LES ORDONNANCES DE JUILLET

Sur le trône depuis la mort de Louis XVIII, en 1824, Charles X n'a jamais accepté le régime constitutionnel institué par son frère au début de la Restauration. Ce souverain impopulaire n'admet pas qu'une France nouvelle soit née de la Révolution et entend toujours se réserver le dernier mot en matière de politique. Le 25 juillet 1830, il va signer quatre ordonnances violant tant l'esprit que la lettre de la Charte. La réaction de l'opposition à leur promulgation va être le prélude aux événements des Trois Glorieuses.

Sous le règne de Charles X, le régime s'est radicalisé avec la nomination à la tête du Gouvernement du très réactionnaire prince de Polignac. Homme de confiance du roi, le Président du conseil, s'il n'a pas abrogé la Charte octroyée en 1814, entend bien en altérer l'esprit par tous les moyens dont il dispose et il est entré dans une guerre sourde avec la Chambre des députés. Celle-ci ayant voté une adresse hostile au ministère, le roi l'a dissoute, et de nouvelles élections ont été prévues pour le 3 juillet 1830.

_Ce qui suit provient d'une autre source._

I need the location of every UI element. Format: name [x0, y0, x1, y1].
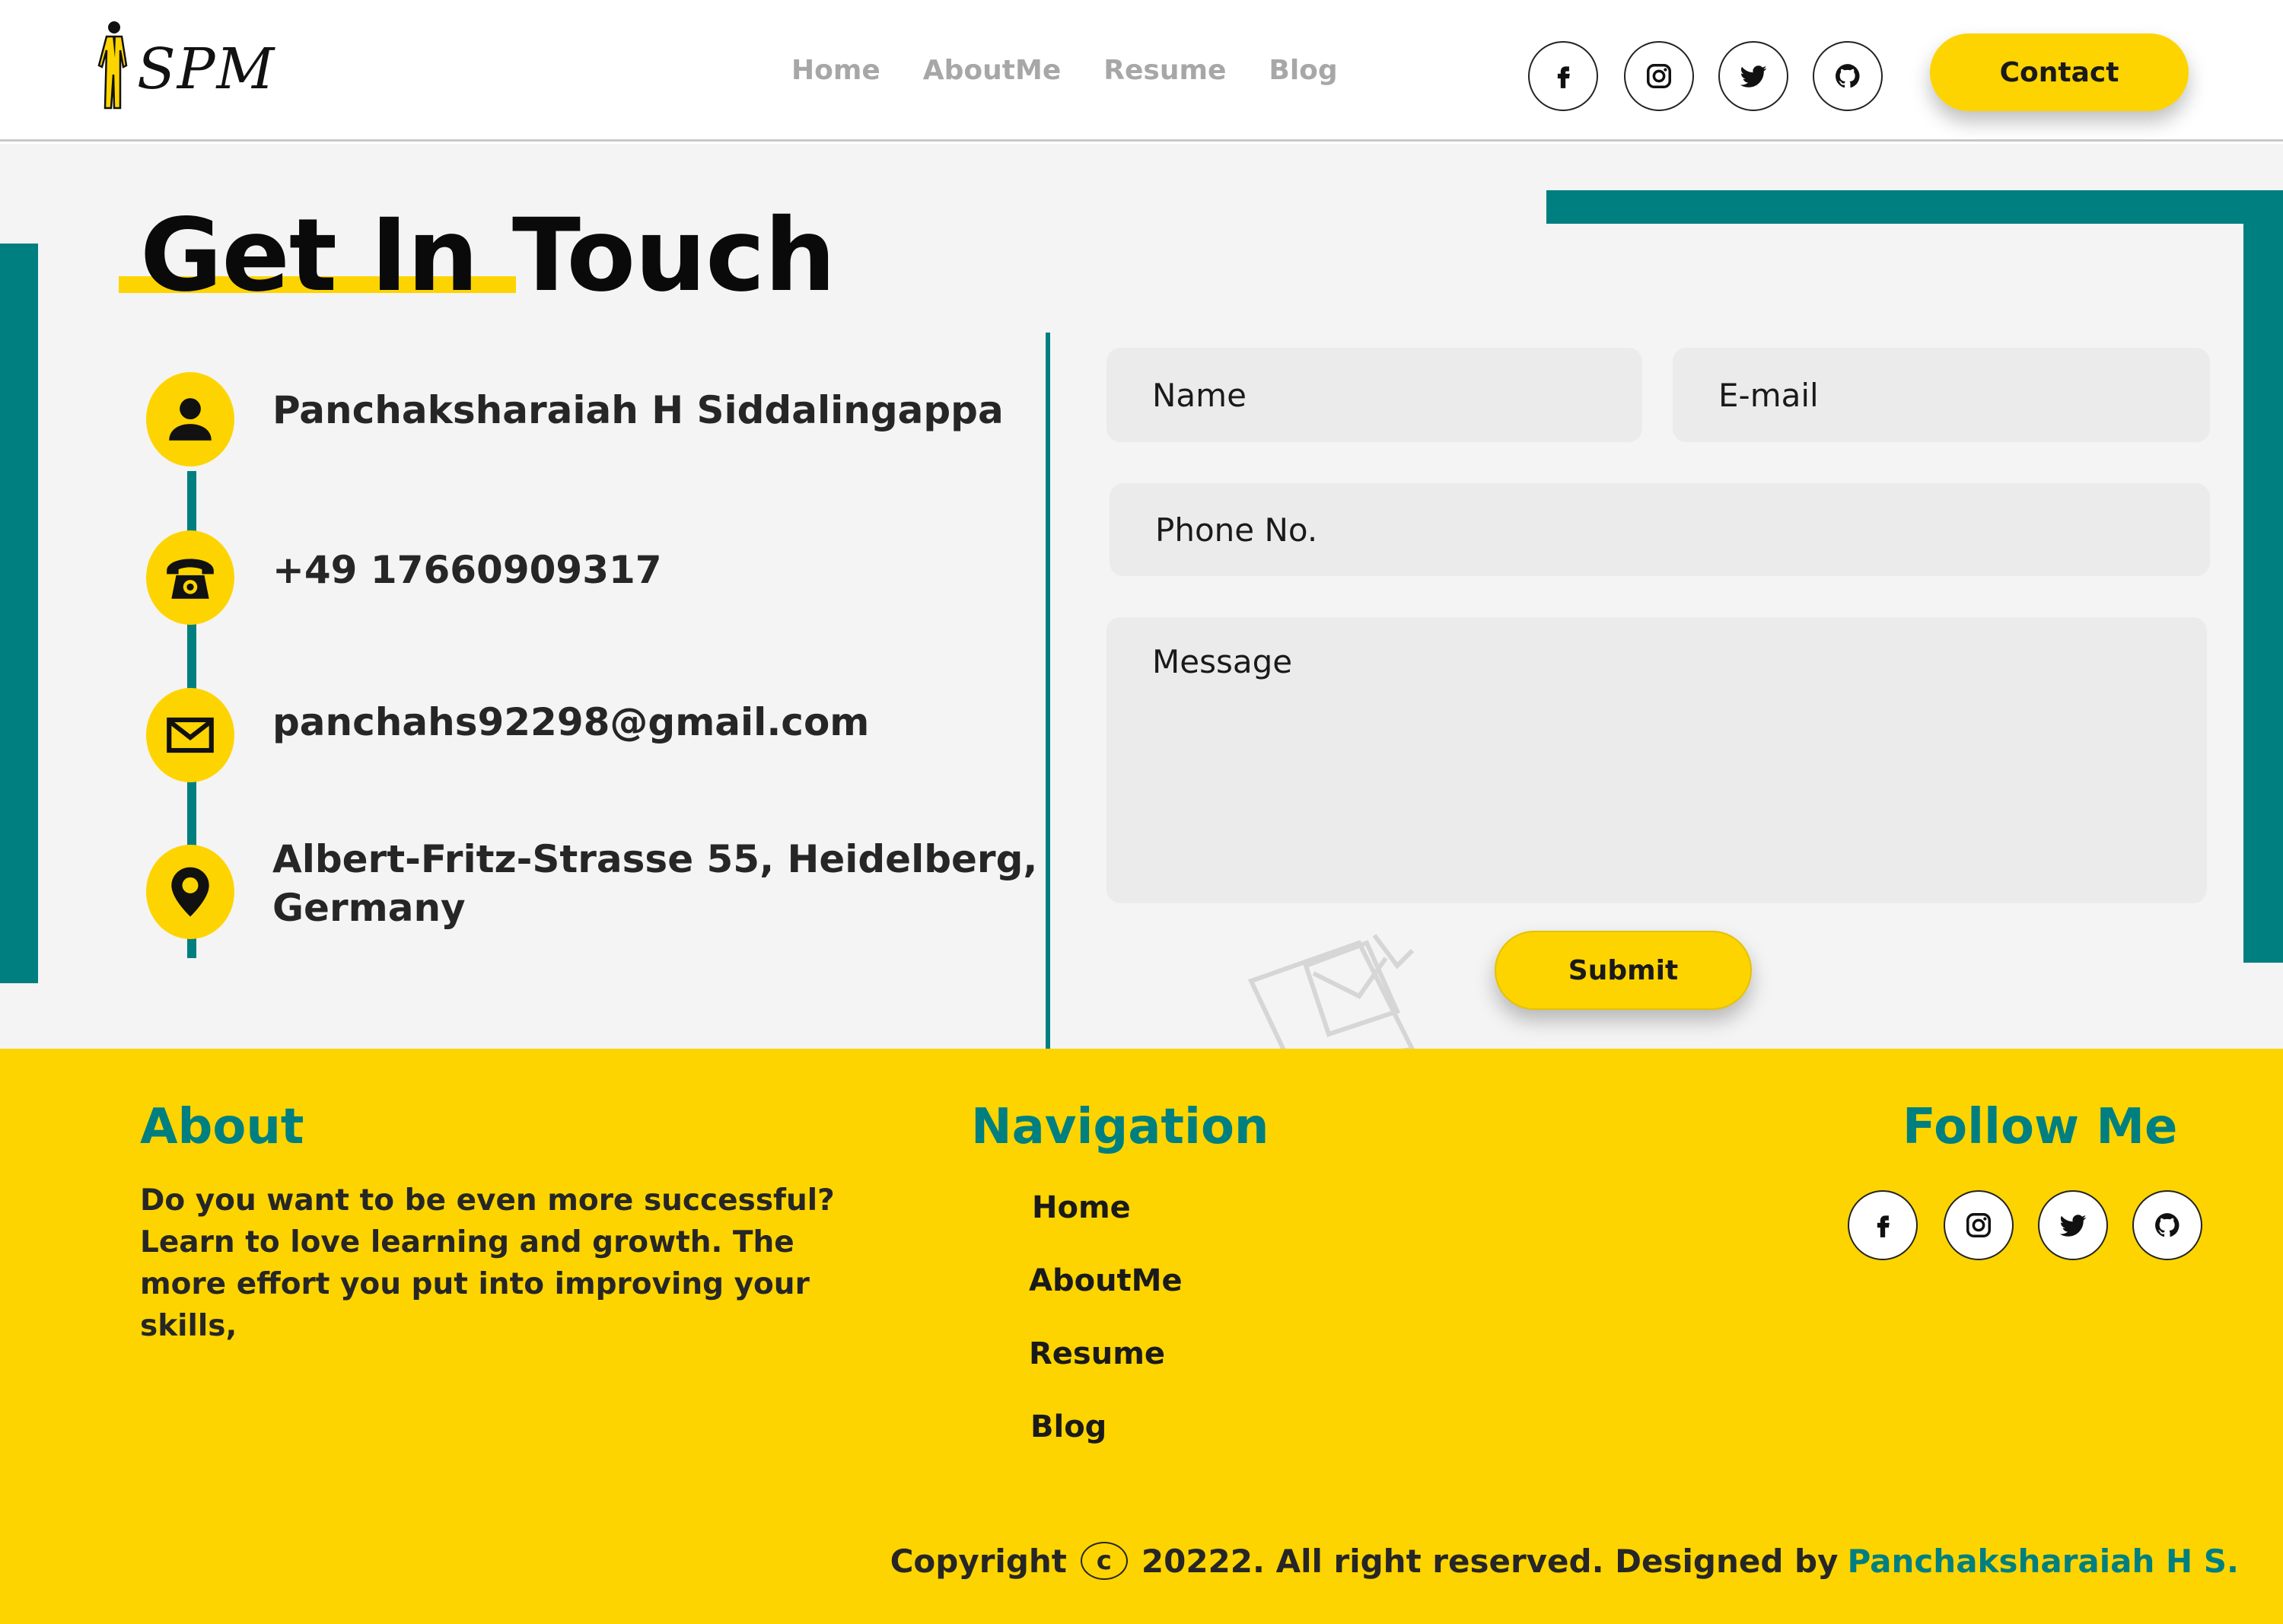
location-icon-badge	[146, 845, 234, 939]
footer-twitter-button[interactable]	[2038, 1190, 2108, 1260]
footer-about-text: Do you want to be even more successful? …	[140, 1183, 835, 1343]
copyright-symbol-icon: c	[1080, 1542, 1128, 1580]
envelope-decoration-icon	[1247, 934, 1415, 1049]
nav-blog[interactable]: Blog	[1269, 55, 1337, 86]
phone-icon	[167, 559, 214, 599]
instagram-icon	[1647, 64, 1671, 88]
person-icon	[169, 398, 212, 441]
designer-link[interactable]: Panchaksharaiah H S.	[1848, 1543, 2240, 1580]
footer-instagram-button[interactable]	[1944, 1190, 2014, 1260]
contact-section: Get In Touch Panchaksharaiah H Siddaling…	[0, 144, 2283, 1049]
submit-button[interactable]: Submit	[1495, 931, 1752, 1010]
footer-nav-home[interactable]: Home	[1032, 1190, 1131, 1225]
contact-name: Panchaksharaiah H Siddalingappa	[272, 388, 1004, 432]
person-logo-icon	[97, 21, 128, 110]
copyright: Copyright c 20222. All right reserved. D…	[890, 1542, 2239, 1580]
teal-left-bar	[0, 244, 38, 983]
teal-top-bar	[1546, 190, 2283, 224]
email-input[interactable]	[1673, 348, 2210, 442]
footer-navigation-title: Navigation	[971, 1099, 1269, 1155]
instagram-icon	[1966, 1213, 1991, 1237]
name-input[interactable]	[1106, 348, 1642, 442]
header-twitter-button[interactable]	[1718, 41, 1788, 111]
person-icon-badge	[146, 372, 234, 467]
footer-follow-title: Follow Me	[1902, 1099, 2178, 1155]
header-github-button[interactable]	[1813, 41, 1883, 111]
site-footer: About Do you want to be even more succes…	[0, 1049, 2283, 1624]
contact-email[interactable]: panchahs92298@gmail.com	[272, 698, 869, 747]
footer-facebook-button[interactable]	[1848, 1190, 1918, 1260]
contact-button[interactable]: Contact	[1930, 33, 2189, 111]
twitter-icon	[1740, 65, 1767, 88]
copyright-prefix: Copyright	[890, 1542, 1067, 1580]
header-instagram-button[interactable]	[1624, 41, 1694, 111]
footer-nav-aboutme[interactable]: AboutMe	[1029, 1263, 1183, 1298]
logo-text: SPM	[137, 37, 276, 102]
footer-about-title: About	[140, 1099, 304, 1155]
site-header: SPM Home AboutMe Resume Blog Contact	[0, 0, 2283, 142]
contact-address: Albert-Fritz-Strasse 55, Heidelberg, Ger…	[272, 835, 1037, 932]
facebook-icon	[1877, 1215, 1890, 1237]
header-facebook-button[interactable]	[1528, 41, 1598, 111]
contact-phone[interactable]: +49 17660909317	[272, 546, 662, 594]
phone-icon-badge	[146, 530, 234, 625]
github-icon	[1836, 64, 1860, 88]
page-title: Get In Touch	[140, 197, 836, 314]
logo[interactable]: SPM	[90, 20, 274, 111]
message-textarea[interactable]	[1106, 617, 2207, 903]
address-line-2: Germany	[272, 886, 466, 930]
main-nav: Home AboutMe Resume Blog	[791, 55, 1380, 86]
facebook-icon	[1557, 66, 1570, 88]
address-line-1: Albert-Fritz-Strasse 55, Heidelberg,	[272, 837, 1038, 881]
github-icon	[2155, 1213, 2180, 1237]
footer-nav-blog[interactable]: Blog	[1030, 1409, 1106, 1444]
footer-nav-resume[interactable]: Resume	[1029, 1336, 1165, 1371]
nav-aboutme[interactable]: AboutMe	[923, 55, 1061, 86]
section-divider	[1046, 333, 1050, 1049]
twitter-icon	[2059, 1215, 2087, 1237]
mail-icon-badge	[146, 688, 234, 782]
footer-github-button[interactable]	[2132, 1190, 2202, 1260]
mail-icon	[167, 717, 214, 753]
phone-input[interactable]	[1110, 483, 2210, 576]
nav-resume[interactable]: Resume	[1103, 55, 1226, 86]
location-pin-icon	[171, 867, 209, 917]
copyright-text: 20222. All right reserved. Designed by	[1141, 1542, 1839, 1580]
teal-right-bar	[2243, 190, 2283, 963]
nav-home[interactable]: Home	[791, 55, 880, 86]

Le 11 juillet, la prise d'Alger a été célébrée par un Te Deum à Notre Dame de Paris. Le roi compte sur cette manifestation en l'honneur d'une victoire de ses armées pour ressaisir les "prérogatives de sa Couronne". Mais le lendemain, les résultats des élections tombent : 278 élus pour l'opposition, 175 seulement pour la majorité ministérielle. Le roi, qui ne s'est jamais rallié franchement au régime parlementaire, est fermement décidé à briser cette opposition et à ne pas renvoyer ses ministres.
Le dimanche 25 juillet au matin, Charles X, s'appuyant sur l'article 14 de la Charte, qui accorde à la Couronne le pouvoir d'émettre des ordonnances
"pour l'exécution des lois et la sûreté des lois", signe en Conseil des ministres quatre ordonnances. La première suspend la liberté de la presse et soumet la publication de tout journal à autorisation préalable. La deuxième déclare la nouvelle Chambre des députés dissoute avant même d'avoir été réunie. En violation de l'article 35 de la Charte, qui attribue à la seule loi l'organisation des collèges électoraux, la troisième transforme le système électoral en favorisant les industriels, les commerçants et les professions libérales. La quatrième, enfin, fixe la date des prochaines élections au 3 septembre 1830.
C'est là une interprétation incontestablement abusive du droit que confère au roi l'article 14 de la Charte. Néanmoins, l'illégalité des ordonnances de Juillet, dont Charles X n'a d'ailleurs pas conscience, ne suffirait pas à provoquer une révolution si le régime n'était pas si profondément impopulaire.

L'atteinte portée par la première ordonnance à la liberté de la presse, liberté à laquelle la bourgeoisie est passionément attachée, suscite la plus vive indignation. Le 26 juillet, le roi quitte le château de Saint Cloud, où il s'est installé pour l'été, et passe la journée à la chasse. Ce même  jour, à onze heures du matin, les quatre ordonnances qu'il a signées la veille sont publiées par Le Moniteur, le journal officiel. Quarante quatre journalistes souscrivent à une protestation rédigée par Adolphe Thiers, codirecteur du National, feuille de l'opposition à la politique du roi et du ministère Polignac. Leur proclamation se termine par ces mots : "Le Gouvernement a perdu aujourd'hui le caractère de légalité qui commande l'obéissance. Nous résistons pour ce qui nous concerne : c'est à la France de juger jusqu'où doit s'étendre sa propre résistance". Dans Paris, des attroupements d'ouvriers imprimeurs et d'étudiants se forment. Le préfet de police, disposant de 12 000 hommes affectés au maintien de l'ordre, ne s'en inquiète pas. A la Bourse, la rente baisse de quatre francs. Cependant, on n'en est qu'à la résistance légale, et le petit peuple, généralement illétré, ne participe guère à cette agitation de bourgeois libéraux autour d'une Charte dont il ne connaît pas grand chose. Mais, dans la soirée, quand un drapeau tricolore, ce drapeau qu'on n'a pas revu depuis quinze ans, est agité sur les quais de la Seine, le coeur des humbles commence à battre. Et quelques manifestations se produisent aux environs du Palais Royal, laissant présager que l'agitation risque de prendre de nouvelles forme, plus actives et plus radicales.